Out of all the states in the U.S., tiny Vermont has one of the highest rates of teen marijuana use. Proponents of legalization say that shows how poorly prohibition of marijuana has worked. As in so many other areas, that view looks at a single moment’s worth of data, ignoring the complex history of marijuana use in Vermont.

The Youth Risk Behavior Survey, which measures how many middle- and high-school students are doing risky things like using marijuana, has been given in Vermont’s schools for many years. When we look back along the timeline of marijuana use, we see that usage rates among teens have gone up and down more than once. In 1993, 19% of high school students reported using marijuana at least once in the 30 days before they took the survey. The usage rate went up to 35% in 1997. Then it leveled off, and began to drop, slowly at first (a single percentage point in 1999) but then faster, until it reached 25% in 2005.

Why the drop? Because prevention efforts on the national, state, and local level were working. Smoking rates dropped, drinking rates dropped, and marijuana rates dropped too,  as both adults and teens got the message about using mind-altering drugs  moderately or not at all. The decline was slow but steady across the board. Until 2005.

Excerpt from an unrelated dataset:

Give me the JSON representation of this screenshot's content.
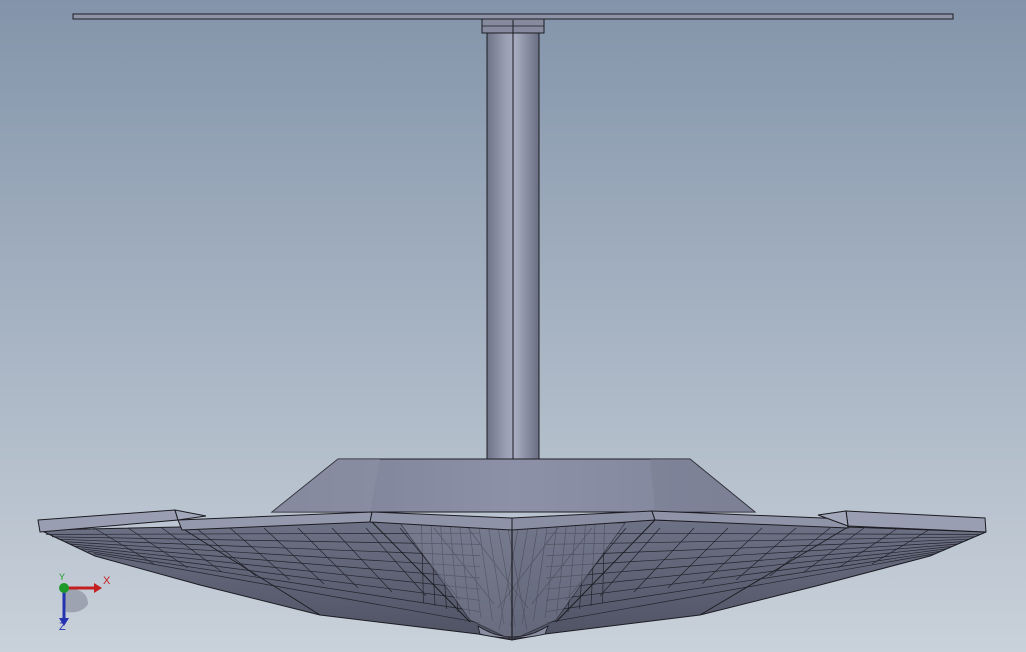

That year, while smoking and drinking rates continued to fall, marijuana use rates leveled off at 25%. And since then, they have been down to 24%, back up to 25%, and back down to 24% in 2013, the last time the survey was administered. In other words, there hasn’t been any significant change for eight years.

Why is that? Because pro-legalization advocates turned marijuana into medicine. It does, indeed, ease some symptoms in a few diseases, and the pro-pot lobby held this up as firm evidence that it was a cure-all. The message teens in Vermont got was that marijuana was perfectly safe for anyone to use. That it wasn’t addictive. That it made you a better driver. None of which is true, but those voices were drowned out.

We have years of data showing that, when teens think an illegal substance isn’t harmful, more of them will start using it. That’s what has happened in Vermont. Our teen use rate is high when it would be lower and still going down, if the pro-pot lobby hadn’t put a halo over marijuana.

And one other point: Prohibition will always be a fact for teenagers. Their developing brains are primed to change, so drugs like marijuana hit them much harder than they hit adults. No law that allows people under 21 to use marijuana will ever pass in the Vermont legislature. The pro-legalization folks should keep both these points in mind when they try to white-wash marijuana. A good-sized share of our high use rate lies on their shoulders.